Believe in the Impossible

"Alice laughed. 'There's no use trying,' she said. 'One can't believe impossible things.' 'I daresay you haven't had much practice,' said the Queen. 'When I was your age, I always did it half an hour a day. Why, sometimes, I've believed as many as six impossible things before breakfast.'" - Lewis Carroll

Wednesday, June 02, 2004

Just another three day weekend?

I must confess. Last Friday I rushed out the door of my office thinking "Yay, a three day weekend!" I did not stop to realize the reason I got Monday off. In fact, until Monday itself, I didn’t once stop to think about it. And I probably wouldn’t have thought much about it even then except for the fact that my mom, in her typical fashion, reminded us.

It was a warm and balmy day in Long Beach on Monday. Dad had fired up the grill and the whole family sat around waiting for the meat to be done. Our bags were already packed. After lunch we would head back up I-5 to our home in Sacramento. My sister Melissa, age 7, was dressed in a bright red t-shirt with a huge American flag scarf draped around her neck and pinned together at the front with a flag lapel pin. Her hair was in pigtails with navy and red bows. She looked the picture of the all-American girl. Uncle Sam would’ve been proud.

As we waited, my mom started passing around literature to the guys, asking them to read various portions when prompted. (My mom likes to do these little "ceremonies" at holidays. I think it’s really cute.) :) Kevin read a long portion written by Colin Powell. Then she asked my grandpa to share about his World War II experiences. I presumed he would talk about his specific experiences and about other soldiers he knew and how we should remember those who have sacrificed for our country, yada, yada, yada. The same old stuff. But I was surprised. Instead, he talked about patriotism. He spoke about America then . . . and America now. He grew up in a vastly different world than I have ever seen. It was a world where people respected their country and what it stands for. And, even if they disagreed with their leaders, they still stood tall and unified in their love for America and their desire to see her grow and prosper. In grandpa’s world, journalists were fired if they ever displayed a lack of patriotism in their reporting. In grandpa’s world, school children were taught by the public schools to take pride in their country, the greatest on earth, and the freedoms and liberties they are afforded. In my world, I see patriotic exercises challenged in the courts and stripped from the classrooms. In my world, I constantly hear about things like globalism, world unification, condemnation of the President for not seeking U.N. approval, etc., etc. As my grandpa ended his little speech, I felt my eyes growing moist. The last thing he said was, "I love America."

[Note: In his sermonette, my grandpa also talked about how his grandfather fought in the Civil War, which I thought was very cool. Except he was with the Union. I think it would have been so much cooler if he’d been a Rebel. Whenever my sisters and I used to play "Civil War" in the backyard (heck with dolls!), I was always a confederate. But, oh well.]

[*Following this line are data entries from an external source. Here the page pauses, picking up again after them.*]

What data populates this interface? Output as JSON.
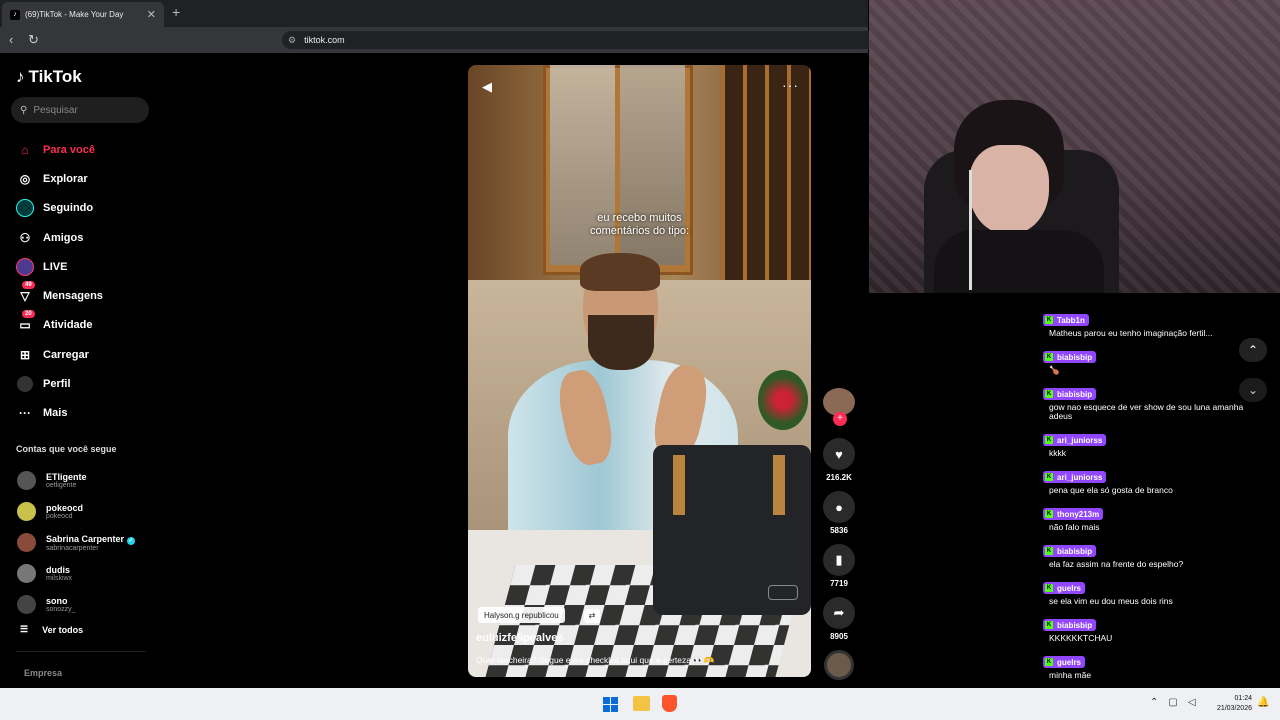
{
  "browser": {
    "tab_title": "(69)TikTok - Make Your Day",
    "tab_close": "✕",
    "new_tab": "+",
    "url": "tiktok.com"
  },
  "sidebar": {
    "logo": "TikTok",
    "search_placeholder": "Pesquisar",
    "nav": [
      {
        "label": "Para você",
        "icon": "home-icon",
        "active": true
      },
      {
        "label": "Explorar",
        "icon": "compass-icon"
      },
      {
        "label": "Seguindo",
        "icon": "following-icon"
      },
      {
        "label": "Amigos",
        "icon": "friends-icon"
      },
      {
        "label": "LIVE",
        "icon": "live-icon"
      },
      {
        "label": "Mensagens",
        "icon": "messages-icon",
        "badge": "49"
      },
      {
        "label": "Atividade",
        "icon": "activity-icon",
        "badge": "20"
      },
      {
        "label": "Carregar",
        "icon": "upload-icon"
      },
      {
        "label": "Perfil",
        "icon": "profile-icon"
      },
      {
        "label": "Mais",
        "icon": "more-icon"
      }
    ],
    "following_title": "Contas que você segue",
    "accounts": [
      {
        "name": "ETligente",
        "handle": "oetligente",
        "color": "#555"
      },
      {
        "name": "pokeocd",
        "handle": "pokeocd",
        "color": "#c9c24a"
      },
      {
        "name": "Sabrina Carpenter",
        "handle": "sabrinacarpenter",
        "color": "#8a4b3a",
        "verified": true
      },
      {
        "name": "dudis",
        "handle": "milskiwx",
        "color": "#777"
      },
      {
        "name": "sono",
        "handle": "sonozzy_",
        "color": "#444"
      }
    ],
    "see_all": "Ver todos",
    "company": "Empresa"
  },
  "video": {
    "caption": "eu recebo muitos\ncomentários do tipo:",
    "repost": "Halyson.g republicou",
    "author": "euluizfelipealves",
    "description": "Quer lancheira? Segue esse checklist aqui que é certeza 👀🫶"
  },
  "actions": {
    "likes": "216.2K",
    "comments": "5836",
    "saves": "7719",
    "shares": "8905"
  },
  "chat": [
    {
      "user": "Tabb1n",
      "text": "Matheus parou eu tenho imaginação fertil..."
    },
    {
      "user": "biabisbip",
      "text": "🍗"
    },
    {
      "user": "biabisbip",
      "text": "gow nao esquece de ver show de sou luna amanha adeus"
    },
    {
      "user": "ari_juniorss",
      "text": "kkkk"
    },
    {
      "user": "ari_juniorss",
      "text": "pena que ela só gosta de branco"
    },
    {
      "user": "thony213m",
      "text": "não falo mais"
    },
    {
      "user": "biabisbip",
      "text": "ela faz assim na frente do espelho?"
    },
    {
      "user": "guelrs",
      "text": "se ela vim eu dou meus dois rins"
    },
    {
      "user": "biabisbip",
      "text": "KKKKKKTCHAU"
    },
    {
      "user": "guelrs",
      "text": "minha mãe"
    }
  ],
  "taskbar": {
    "time": "01:24",
    "date": "21/03/2026"
  },
  "colors": {
    "accent": "#fe2c55",
    "chat_user": "#9147ff",
    "kick_green": "#53fc18"
  }
}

One of the highlights of the past weekend was going to the beach with my family. Kevin actually went twice! I enjoyed laying in the warm sunshine with my sisters and burying the kids up to their necks in sand. We also worked on a very *extravagant* sandcastle with all kinds of moats and towers. Kevin enjoyed going boogey-boarding with David. It was great to watch them. The waves were HUGE. Kevin would take David way out into the deep waters and then, when a wave would start to form, he’d push him so he could catch it and ride it all the way in. It was a perfect day.

We also enjoyed a puppet show, put on by the kids. They ad-libbed everything. We thought it would be the most retarded thing ever but, actually, it ended up being pretty funny.

Also - my sister Betsy has just completed her B.S. degree in Applied Sciences, with an emphasis in Aviation. She had to take a lot of tough science and math classes and did very well. Congratulations Betsy! We are very proud of you.